THE PARTY'S OVER is an interesting time capsule piece that brings to life Beatnik culture in the mid 1960s. Given that nobody knows who the Beatniks were these days it's invariably a dated production, once controversial but now very tame in terms of execution and the old-fashioned black and white photography. The recently deceased Bond director Guy Hamilton had his name taken off the credits due to dissatisfaction with the film's censorship.

The film depicts a social group in which hedonism and ruthlessness are the order of the day. The idea of a gang of youths going around causing havoc without giving a thought for the consequences of their actions is an interesting one which has been explored many times in the cinema, perhaps to the extreme in A CLOCKWORK ORANGE.

Added to this is a main mystery storyline in which a youthful investigator comes over from America to search for a missing girl. The actor playing him is Clifford David, later to essay the role of Beethoven in BILL AND TED'S EXCELLENT ADVENTURE. What happened to the girl forms the crux of the storyline, and eventually the mystery is revealed through some flashbacks which were once controversial, although they feel very tame and ordinary by modern standards; worse happens on an evening soap these days. Still, THE PARTY'S OVER is worth a watch, even if just to see Oliver Reed's surprisingly sensitive turn as the gang leader. His role is reminiscent of his one in THE DAMNED, but with greater nuance; he truly was an underrated actor.

Reviewed by CinemaSerf6 / 10

Not to everyone's taste, methinks - deals with some pretty unsavoury topics.

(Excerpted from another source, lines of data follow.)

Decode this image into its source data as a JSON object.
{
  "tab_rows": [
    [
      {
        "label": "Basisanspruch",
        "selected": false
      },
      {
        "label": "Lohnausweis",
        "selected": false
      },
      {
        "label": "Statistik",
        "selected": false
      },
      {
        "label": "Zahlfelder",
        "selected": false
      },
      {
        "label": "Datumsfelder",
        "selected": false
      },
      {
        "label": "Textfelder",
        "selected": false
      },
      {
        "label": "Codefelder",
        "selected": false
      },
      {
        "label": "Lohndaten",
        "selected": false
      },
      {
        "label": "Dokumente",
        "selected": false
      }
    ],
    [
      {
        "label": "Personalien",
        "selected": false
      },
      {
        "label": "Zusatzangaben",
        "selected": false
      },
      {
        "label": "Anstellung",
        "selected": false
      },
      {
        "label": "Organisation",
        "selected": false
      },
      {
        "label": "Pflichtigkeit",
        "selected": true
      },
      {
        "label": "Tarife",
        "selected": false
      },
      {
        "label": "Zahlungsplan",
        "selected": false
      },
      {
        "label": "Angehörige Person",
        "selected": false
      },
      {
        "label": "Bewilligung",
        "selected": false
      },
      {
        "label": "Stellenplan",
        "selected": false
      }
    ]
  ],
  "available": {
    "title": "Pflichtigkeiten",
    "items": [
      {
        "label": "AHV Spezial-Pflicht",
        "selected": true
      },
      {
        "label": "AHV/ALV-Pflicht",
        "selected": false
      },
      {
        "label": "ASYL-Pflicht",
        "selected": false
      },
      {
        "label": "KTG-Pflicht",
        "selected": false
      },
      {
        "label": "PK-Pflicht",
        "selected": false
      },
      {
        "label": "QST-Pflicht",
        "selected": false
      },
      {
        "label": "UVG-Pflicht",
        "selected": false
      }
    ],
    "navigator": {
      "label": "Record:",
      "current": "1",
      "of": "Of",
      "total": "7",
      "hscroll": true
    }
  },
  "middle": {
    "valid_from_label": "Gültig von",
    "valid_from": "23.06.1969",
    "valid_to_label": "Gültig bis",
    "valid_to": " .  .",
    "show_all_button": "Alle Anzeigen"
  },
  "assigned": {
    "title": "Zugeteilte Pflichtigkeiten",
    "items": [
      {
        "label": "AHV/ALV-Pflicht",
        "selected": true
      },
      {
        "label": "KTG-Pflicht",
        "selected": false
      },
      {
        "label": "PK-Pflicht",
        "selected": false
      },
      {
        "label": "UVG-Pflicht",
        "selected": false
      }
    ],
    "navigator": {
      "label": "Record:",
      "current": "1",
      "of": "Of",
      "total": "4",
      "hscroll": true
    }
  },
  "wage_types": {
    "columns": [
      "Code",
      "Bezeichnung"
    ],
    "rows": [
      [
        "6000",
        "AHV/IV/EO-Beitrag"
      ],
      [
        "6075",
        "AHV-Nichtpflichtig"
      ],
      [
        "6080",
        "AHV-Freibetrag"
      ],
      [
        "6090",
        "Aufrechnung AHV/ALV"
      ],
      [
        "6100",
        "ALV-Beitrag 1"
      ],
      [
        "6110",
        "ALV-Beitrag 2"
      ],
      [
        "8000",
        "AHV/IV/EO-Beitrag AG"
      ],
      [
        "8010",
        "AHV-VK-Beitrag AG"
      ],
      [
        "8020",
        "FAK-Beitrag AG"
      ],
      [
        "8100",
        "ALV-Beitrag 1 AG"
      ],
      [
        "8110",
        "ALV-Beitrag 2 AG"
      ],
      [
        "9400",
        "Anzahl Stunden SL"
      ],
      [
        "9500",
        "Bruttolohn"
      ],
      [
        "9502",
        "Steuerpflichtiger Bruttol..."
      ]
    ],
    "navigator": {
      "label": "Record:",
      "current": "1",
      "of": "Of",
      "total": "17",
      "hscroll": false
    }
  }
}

The opening bars of the jazz-style theme alerts us to the likely seedy nature of this gritty tale of a young woman who arrives from a wealthy upbringing in the USA in 1960s London. She falls in with a rather Bohemian band of reprobates known as the "Pack", a group of young people who live a pretty disparate existence - sex, drugs, rock and roll - you know the story - and Oliver Reed is quite effective as their leader "Moise". Tragedy ensues, though, and the group must face up to some of their excesses with varying degrees of honesty and success. It's trying to be visceral, this film - it swipes at the tribal, almost feral nature of relationships amongst the group who have a moral compass all of their own. Although Guy Hamilton spares us the worst of the physical manifestations of their behaviour, our imagination is quite capable of plugging the gaps. The censors had a whale of a time with this - and even now, it isn't hard to see why - some of the taboos it addresses would still be treated gingerly even today - 55 years later. The photography does much to enhance the earthiness of the production, close ups proving particularly effective alongside the score. Reed really steals the film, too - with the young Louise Sorel "Melina" - the aforementioned daughter; and Katherine Woodville "Nina" - maybe the only one of them with any semblance of what we might call decency - adding (gunpowder) to the mix too. It's nowhere near as potent as it was, but as an example of groundbreaking cinema it has to be worth a watch.